13. Use real sugar in your coffee, or drink a cup of orange juice. When researchers at the University of Virginia tested the memories of healthy 60- to 80-year-olds, they found those who had a small amount of sugar in the morning (the experimenters compared sweetened to unsweetened lemonade) even before breakfast had better memory recall that day on into the following day. We’re talking small amounts, however, about a teaspoon or less; so put down that doughnut.
14. Check your morning calendar. This is the large calendar or white board you’ve hung in a prominent position in your kitchen. On it, you write everything you need to know for that particular day, from kids’ activities to whether the guy is coming to service the furnace to whether it’s time to pay bills. Check it out carefully while you sip that first cup of coffee or morning tea; it will help you structure your day in your mind and avoid the stressful effects of forgetting something important.
15. Swallow 500 mg of calcium citrate. Your body is better at absorbing this form of calcium than the other commonly used form, calcium carbonate, found in antacids like Tums and Rolaids. You’ll need at least another 500 mg before you go to bed.
16. Drink eight ounces of water. You’ve been fasting all night and you wake each morning dehydrated.
17. Create a checklist for your kids. If you don’t have kids, skip this one. But if you do, this is a biggie. To cut down on morning chaos, hang a white board in the hallway or kitchen and list all the things that must be done before the kids can leave: brush teeth, eat breakfast, get backpack together, make bed, and so on. Have them check off or erase each item once it’s completed. You can do the same thing with lists printed out from your computer. Set a consequence: If all items aren’t checked off 5 minutes before you need to leave, there’s no TV, PlayStation, dessert, or computer time that night.
18. Keep a wicker basket for yourself and each child by the front or back door. Into it go your keys, wallet, purse, and the child’s backpack, papers, gloves, hats, etc. This will prevent that frantic last-minute scouring of the house as you look for lost items.
19. Split up in the morning. That means you use one bathroom and your partner uses another. Even if you are still madly in love, bathroom time should be private time. It makes for a calmer, less stressful start to your day.

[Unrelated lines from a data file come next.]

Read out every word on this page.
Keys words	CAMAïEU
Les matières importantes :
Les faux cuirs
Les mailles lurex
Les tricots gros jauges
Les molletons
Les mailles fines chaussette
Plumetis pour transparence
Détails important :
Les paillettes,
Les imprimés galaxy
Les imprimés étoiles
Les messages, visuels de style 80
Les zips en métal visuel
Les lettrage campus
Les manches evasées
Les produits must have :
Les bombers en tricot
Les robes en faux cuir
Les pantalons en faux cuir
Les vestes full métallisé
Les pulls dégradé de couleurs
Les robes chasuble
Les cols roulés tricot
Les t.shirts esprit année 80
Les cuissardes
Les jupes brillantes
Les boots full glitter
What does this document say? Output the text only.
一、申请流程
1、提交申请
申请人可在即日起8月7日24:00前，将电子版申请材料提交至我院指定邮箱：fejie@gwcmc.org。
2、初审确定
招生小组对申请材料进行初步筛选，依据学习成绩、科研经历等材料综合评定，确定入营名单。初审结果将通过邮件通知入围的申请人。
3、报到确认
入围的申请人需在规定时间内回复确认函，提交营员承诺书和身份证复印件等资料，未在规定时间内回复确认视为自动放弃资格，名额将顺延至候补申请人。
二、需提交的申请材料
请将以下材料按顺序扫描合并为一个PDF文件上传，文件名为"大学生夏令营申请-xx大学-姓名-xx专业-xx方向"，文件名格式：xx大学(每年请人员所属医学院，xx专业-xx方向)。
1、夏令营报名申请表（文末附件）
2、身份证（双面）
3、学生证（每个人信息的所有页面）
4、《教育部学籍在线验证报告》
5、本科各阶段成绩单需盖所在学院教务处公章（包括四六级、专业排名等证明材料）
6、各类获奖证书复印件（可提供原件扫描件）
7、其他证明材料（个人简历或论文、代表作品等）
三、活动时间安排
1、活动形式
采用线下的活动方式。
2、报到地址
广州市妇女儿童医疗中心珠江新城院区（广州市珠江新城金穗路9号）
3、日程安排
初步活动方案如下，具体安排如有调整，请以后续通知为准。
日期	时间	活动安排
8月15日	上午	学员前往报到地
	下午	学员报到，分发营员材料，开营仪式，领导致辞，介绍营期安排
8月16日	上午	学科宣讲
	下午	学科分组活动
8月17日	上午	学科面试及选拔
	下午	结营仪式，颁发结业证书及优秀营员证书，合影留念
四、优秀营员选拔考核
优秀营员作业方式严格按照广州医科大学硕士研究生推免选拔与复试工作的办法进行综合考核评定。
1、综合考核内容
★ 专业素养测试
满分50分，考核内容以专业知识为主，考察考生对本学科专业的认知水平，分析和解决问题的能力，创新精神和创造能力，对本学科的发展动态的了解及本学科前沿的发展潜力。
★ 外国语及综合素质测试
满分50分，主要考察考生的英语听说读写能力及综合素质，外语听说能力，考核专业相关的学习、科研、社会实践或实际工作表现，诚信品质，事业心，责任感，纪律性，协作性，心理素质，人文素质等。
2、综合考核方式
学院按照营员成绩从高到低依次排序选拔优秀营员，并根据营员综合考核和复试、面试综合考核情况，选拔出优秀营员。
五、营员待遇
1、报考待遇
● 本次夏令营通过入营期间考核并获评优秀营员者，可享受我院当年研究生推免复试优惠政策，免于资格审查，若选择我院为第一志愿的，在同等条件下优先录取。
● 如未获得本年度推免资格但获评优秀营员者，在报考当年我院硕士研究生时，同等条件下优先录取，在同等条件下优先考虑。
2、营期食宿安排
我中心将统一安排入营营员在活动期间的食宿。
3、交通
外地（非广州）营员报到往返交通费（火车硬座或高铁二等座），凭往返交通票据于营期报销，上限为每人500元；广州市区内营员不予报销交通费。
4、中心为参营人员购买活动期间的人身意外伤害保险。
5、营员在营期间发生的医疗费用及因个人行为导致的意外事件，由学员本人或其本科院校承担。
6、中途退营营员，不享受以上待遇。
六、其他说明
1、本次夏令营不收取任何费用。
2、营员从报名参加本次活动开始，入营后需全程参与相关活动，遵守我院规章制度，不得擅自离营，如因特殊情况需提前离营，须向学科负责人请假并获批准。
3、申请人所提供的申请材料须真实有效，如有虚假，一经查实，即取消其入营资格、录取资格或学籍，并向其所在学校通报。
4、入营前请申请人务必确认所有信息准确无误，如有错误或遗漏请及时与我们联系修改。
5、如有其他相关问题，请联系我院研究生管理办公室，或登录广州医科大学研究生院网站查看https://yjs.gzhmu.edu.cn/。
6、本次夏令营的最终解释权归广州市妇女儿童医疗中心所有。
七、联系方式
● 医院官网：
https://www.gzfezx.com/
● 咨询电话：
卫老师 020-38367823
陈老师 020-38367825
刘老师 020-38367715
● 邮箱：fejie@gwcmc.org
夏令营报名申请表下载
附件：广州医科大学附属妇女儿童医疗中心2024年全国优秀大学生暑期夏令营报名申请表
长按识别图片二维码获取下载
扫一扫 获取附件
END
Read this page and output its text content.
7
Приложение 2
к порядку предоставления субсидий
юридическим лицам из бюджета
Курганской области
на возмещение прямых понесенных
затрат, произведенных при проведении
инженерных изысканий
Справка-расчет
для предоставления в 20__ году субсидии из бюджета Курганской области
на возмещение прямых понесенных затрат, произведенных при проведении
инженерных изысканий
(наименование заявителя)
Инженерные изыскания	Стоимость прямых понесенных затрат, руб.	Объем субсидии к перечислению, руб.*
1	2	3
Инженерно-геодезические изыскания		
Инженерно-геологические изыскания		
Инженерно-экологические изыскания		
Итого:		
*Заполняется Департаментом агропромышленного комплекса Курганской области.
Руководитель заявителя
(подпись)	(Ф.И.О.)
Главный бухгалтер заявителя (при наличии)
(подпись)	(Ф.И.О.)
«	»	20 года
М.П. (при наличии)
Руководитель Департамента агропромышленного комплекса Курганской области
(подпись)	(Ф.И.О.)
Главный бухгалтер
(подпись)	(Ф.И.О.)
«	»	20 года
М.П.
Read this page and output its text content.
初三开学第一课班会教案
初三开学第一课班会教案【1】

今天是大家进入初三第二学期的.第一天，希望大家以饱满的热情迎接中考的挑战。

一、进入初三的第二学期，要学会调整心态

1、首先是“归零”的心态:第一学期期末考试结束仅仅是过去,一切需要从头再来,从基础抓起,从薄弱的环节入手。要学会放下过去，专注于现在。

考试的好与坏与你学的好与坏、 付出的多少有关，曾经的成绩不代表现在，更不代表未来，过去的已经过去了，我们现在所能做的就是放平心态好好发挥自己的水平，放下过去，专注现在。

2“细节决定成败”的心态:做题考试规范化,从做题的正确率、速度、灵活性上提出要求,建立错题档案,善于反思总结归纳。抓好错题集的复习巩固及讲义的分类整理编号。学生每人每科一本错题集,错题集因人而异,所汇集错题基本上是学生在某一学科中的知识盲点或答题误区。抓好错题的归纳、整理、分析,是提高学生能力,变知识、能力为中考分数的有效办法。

20. Wash more efficiently. We spend an average of about 12 minutes in the shower. That’s fine when you’re preparing for date night. But in the morning, you need to get in and out quickly. If you’re not into showering the night before (we do understand about bed head) try using two-in-one products like a cleanser that both cleans and moisturizes or a combination shampoo and conditioner. When you wash your body, just hit the hot spots, i.e., your groin and underarms. Everything else can just be rinsed off. The health benefit: reducing stress by saving time.
21. Prepare an emergency outfit in your closet. Include socks, jewelry, hose, etc., so on those mornings when you sleep through the alarm or simply need an extra 10 minutes, you can just pluck it off the hanger and go.
22. Dry more efficiently. Start with an oversized, 100 percent cotton bath sheet for maximum blotting. Towel-dry your hair and let it air-dry while you do your makeup or put on your underwear. Then, if you use a blow-dryer, make it a high-energy one, at least 1,600 watts. Anything else is just wasting precious time.
23. Hop on the treadmill for 30 minutes.
Studies find that people who work out in the morning are more likely to stick with their exercise regimen because they get it out of the way and don’t have all day to come up with diversions and excuses. Plus, you will produce endorphins that will last most of the day.
24. Kiss all the people you love in your house (including the dog and cat) before you leave. Connecting with the ones you love soothes stress and provides you with a positive start to your day, as well as keeping you focused on what’s really important says therapist Barbara Bartlein, L.C.S.W., author of Why Did I Marry You Anyway? 125 Strategies for a Happy Marriage.